Como preservar as vitaminas dos alimentos
• Algumas frutas e vegetais perdem as suas vitaminas no caminho do supermercado para a casa ou em refrigeração imprópria. O melhor é comprar um produto da época.
• Tente utilizar métodos para cozinhar que preservem os nutrientes.
• Prefira cozinhar em vapor a cozinhar em água fervente, pois este último método destróis mais as vitaminas.
• Não mantenha os alimentos aquecidos por muito tempo. É preferível aquecer rapidamente as refeições antes de servi-las.
• Proteja as frutas e os vegetais da luz do sol. Elas tem de ficar em lugar escuro, seco e de temperatura amena.
• Lave, cozinhe ou corte os alimentos apenas antes de comer.

VITAMINAS, AMINOÁCIDOS E MINERAIS - FUNÇÃO E FONTE

Vitamina A - é importante para os olhos, pele, mucosas e crescimento (saladas verdes e vários vegetais de cor amarela; fígado, ovos, leite e derivados)
Vitaminas do Complexo B - importantes para o sistema nervoso, obtenção de energia celular a partir de gorduras, carboidratos e proteínas (grãos, carne de porco e fígado, vegetais folhosos)
Vitamina C - estimula o metabolismo celular, atua na integridade de vasos sangüíneos e auxilia no sistema imunológico. É utilizada no processo de formação das células do sangue (beterraba, frutas e vegetais folhosos)

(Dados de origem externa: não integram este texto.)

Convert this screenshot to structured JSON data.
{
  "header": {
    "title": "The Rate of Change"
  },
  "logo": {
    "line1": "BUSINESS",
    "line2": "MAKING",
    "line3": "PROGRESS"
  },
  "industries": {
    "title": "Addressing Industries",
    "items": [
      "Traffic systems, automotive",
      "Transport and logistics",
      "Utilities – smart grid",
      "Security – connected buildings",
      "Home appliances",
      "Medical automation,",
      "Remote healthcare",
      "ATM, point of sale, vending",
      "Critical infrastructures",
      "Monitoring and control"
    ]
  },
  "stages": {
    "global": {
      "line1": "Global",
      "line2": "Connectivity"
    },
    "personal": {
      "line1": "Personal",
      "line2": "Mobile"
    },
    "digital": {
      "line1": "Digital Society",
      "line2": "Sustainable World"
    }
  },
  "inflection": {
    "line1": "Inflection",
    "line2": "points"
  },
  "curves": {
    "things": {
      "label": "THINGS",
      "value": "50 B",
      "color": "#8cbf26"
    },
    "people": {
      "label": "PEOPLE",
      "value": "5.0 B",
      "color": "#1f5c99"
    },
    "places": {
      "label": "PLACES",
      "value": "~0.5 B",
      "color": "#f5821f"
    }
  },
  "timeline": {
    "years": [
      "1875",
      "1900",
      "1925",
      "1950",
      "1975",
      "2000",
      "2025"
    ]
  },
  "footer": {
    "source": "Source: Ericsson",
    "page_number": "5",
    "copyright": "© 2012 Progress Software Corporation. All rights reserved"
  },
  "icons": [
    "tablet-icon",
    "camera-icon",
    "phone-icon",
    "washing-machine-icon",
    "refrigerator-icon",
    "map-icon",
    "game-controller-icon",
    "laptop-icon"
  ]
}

Vitamina D - regula o metabolismo do cálcio e do fósforo nos ossos (ovos, óleo de fígado de peixes e leite)
Vitamina E - ativa a digestão e o metabolismo de gorduras insaturadas, favorece a absorção da vitamina A e é um poderoso agente antioxidante (óleos vegetais, ovos e cereais)
Biotina - atua no crescimento, músculos e contribui para uma pele saudável (trigo, leite e ovos)
Lisina - aminoácido essencial para o crescimento ósseo, para a consistência dos dentes, produção de hormônios, enzimas e colágeno (queijo, ovos, carne, leite, pescado, soja e levedura)
Cálcio - formação de ossos e dentes, condução nervosa, contração e relaxamento muscular, coagulação sangüínea, permeabilidade das membranas e ativação enzimática (leite e derivados, ovos, vegetais de folhas verdes, brócoli, nozes e grãos integrais)
Fósforo - formação de ossos e dentes, crescimento celular, contração do músculo e função renal. Ajuda o corpo a utilizar as vitaminas e a converter os alimentos em energia (aspargos, fibras, levedura de cerveja, milho, ovos, peixes, frutas secas, alho, gergelim, legumes, nozes, carnes, frango, salmão e grãos integrais).